The company though has asked Liverpool residents to not be wasteful with their water consumption, offering water saving tips including:
- Washing up using a bowl
- Only fill the kettle with the amount of water needed
- Using mulch for gardens rather than sprinklers
- Spending less than a minute having a shower
- Turning off the tap when brushing your teeth
- If you must water your garden, use a watering can and water your plants early morning or late evening.
A full rundown of other water saving tips can be found on United Utilities website.
What is the weather going to be like in Liverpool next week?
The latest forecast for Liverpool next week by the Met Office has stated “High pressure will build bringing dry and settled conditions.”
“Lengthy periods of sunshine for most with occasional cloudier spells. Fairly cool in places overnight but increasingly very warm by day.”
Six day forecast for Liverpool:
- Saturday: Sunny intervals (18c/15c)
- Sunday: Sunny intervals (18c/14c)
- Monday: Sunny (21c/15c)
- Tuesday: Sunny, changing to cloudy in the afternoon (23c/17c)
- Wednesday: Sunny (23c/17c)
- Thursday: Sunny (22c/17c)
What is a heatwave?
A heatwave is an extended period of hot weather relative to the expected conditions of the area at that time of year, which may be accompanied by high humidity.
A UK heatwave threshold is met when a location records a period of at least three consecutive days with daily maximum temperatures meeting or exceeding the heatwave temperature threshold.

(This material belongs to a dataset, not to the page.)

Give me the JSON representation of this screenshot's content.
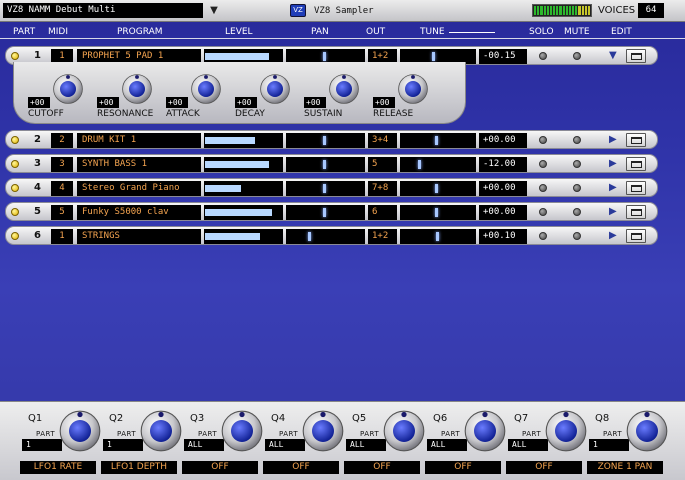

The threshold varies by UK county.
Heatwaves are most common in summer when high pressure develops across an area. High pressure systems are slow moving and can persist over an area for a prolonged period of time, such as days or weeks.
They can occur in the UK due to the location of the jet stream, which is usually to the north of the UK in the summer. This can allow high pressure to develop over the UK resulting in persistent dry and settled weather.